On the contrary, in your example, use_y lacking the lint is wholly justifiable, but absolutely a false negative.

The reason it doesn't trigger in that case is because the impl<T: Y> Y for &T implementation COULD diverge in behavior from a theoretical impl Y for OtherType implementation, though in the example you provided it doesn't. If it did diverge use_y(value) and use_y(&value) would have different behaviors and changing one to the other at the recommendation of a lint would be a mistake. Attempting to prove whether they diverge is obviously so complicated, and only even possible in the simplest of cases, that there's no point in even trying. Thus the lint is suppressed.

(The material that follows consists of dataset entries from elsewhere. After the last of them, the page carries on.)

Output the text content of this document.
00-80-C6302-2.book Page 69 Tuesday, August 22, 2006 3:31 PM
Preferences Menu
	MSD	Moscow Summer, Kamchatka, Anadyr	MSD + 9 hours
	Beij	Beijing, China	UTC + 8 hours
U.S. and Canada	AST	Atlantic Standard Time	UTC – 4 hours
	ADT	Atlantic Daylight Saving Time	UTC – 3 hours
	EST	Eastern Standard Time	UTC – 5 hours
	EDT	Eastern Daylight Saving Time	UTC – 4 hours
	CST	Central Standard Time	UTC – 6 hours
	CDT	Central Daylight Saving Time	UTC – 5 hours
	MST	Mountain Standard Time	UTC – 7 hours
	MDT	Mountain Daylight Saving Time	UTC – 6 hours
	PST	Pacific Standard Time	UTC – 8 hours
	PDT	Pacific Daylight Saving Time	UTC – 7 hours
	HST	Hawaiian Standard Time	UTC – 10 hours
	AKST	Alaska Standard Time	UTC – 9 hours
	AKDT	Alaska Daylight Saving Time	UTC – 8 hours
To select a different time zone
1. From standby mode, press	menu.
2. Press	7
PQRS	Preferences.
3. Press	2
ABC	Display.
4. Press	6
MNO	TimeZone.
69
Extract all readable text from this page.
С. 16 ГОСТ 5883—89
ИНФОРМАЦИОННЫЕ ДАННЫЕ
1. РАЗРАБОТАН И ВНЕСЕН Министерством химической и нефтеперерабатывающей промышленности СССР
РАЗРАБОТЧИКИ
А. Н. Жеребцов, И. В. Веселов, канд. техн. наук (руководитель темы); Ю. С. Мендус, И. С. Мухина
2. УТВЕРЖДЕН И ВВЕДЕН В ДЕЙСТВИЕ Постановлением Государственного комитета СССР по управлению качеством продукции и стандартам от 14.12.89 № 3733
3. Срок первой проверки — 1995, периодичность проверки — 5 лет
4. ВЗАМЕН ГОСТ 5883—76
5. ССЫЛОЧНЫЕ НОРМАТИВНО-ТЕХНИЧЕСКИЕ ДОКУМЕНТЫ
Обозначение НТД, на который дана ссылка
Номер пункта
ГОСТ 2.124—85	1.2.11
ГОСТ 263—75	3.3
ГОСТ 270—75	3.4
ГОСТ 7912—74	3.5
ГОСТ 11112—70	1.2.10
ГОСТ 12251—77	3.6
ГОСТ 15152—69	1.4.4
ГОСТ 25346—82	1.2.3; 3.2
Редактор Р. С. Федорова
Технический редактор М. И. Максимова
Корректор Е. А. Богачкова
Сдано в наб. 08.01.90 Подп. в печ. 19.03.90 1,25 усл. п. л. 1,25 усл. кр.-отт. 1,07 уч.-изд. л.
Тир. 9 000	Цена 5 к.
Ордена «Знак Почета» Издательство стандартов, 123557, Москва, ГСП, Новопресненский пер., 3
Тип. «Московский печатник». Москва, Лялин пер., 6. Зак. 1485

On the other hand, with no impl<T: X> X for &T, use_x(value) and use_x(&value) are guaranteed to have the same behavior aside from the fact that use_x(value) will drop value. Thus the only real advantage to fn use_x(x: impl X) is that the caller can omit the ampersand at the call site (in exchange for the potential extra monomorphized version of the function if you call it with both a u8 and &u8 for example) and in the rarest of rare cases may have to manually call mem::drop on the value.

Any performance benefits that could be gained from things like passing u8 rather than &u8 are going to be dwarfed by the downsides of accidentally passing an [[f32; 4]; 4] type matrix rather than &[[f32; 4]; 4]. At the same time, when giving ownership you want to keep, intuition and the compiler both lead to calling clone rather than just adding an ampersand, which is also an obvious performance sink.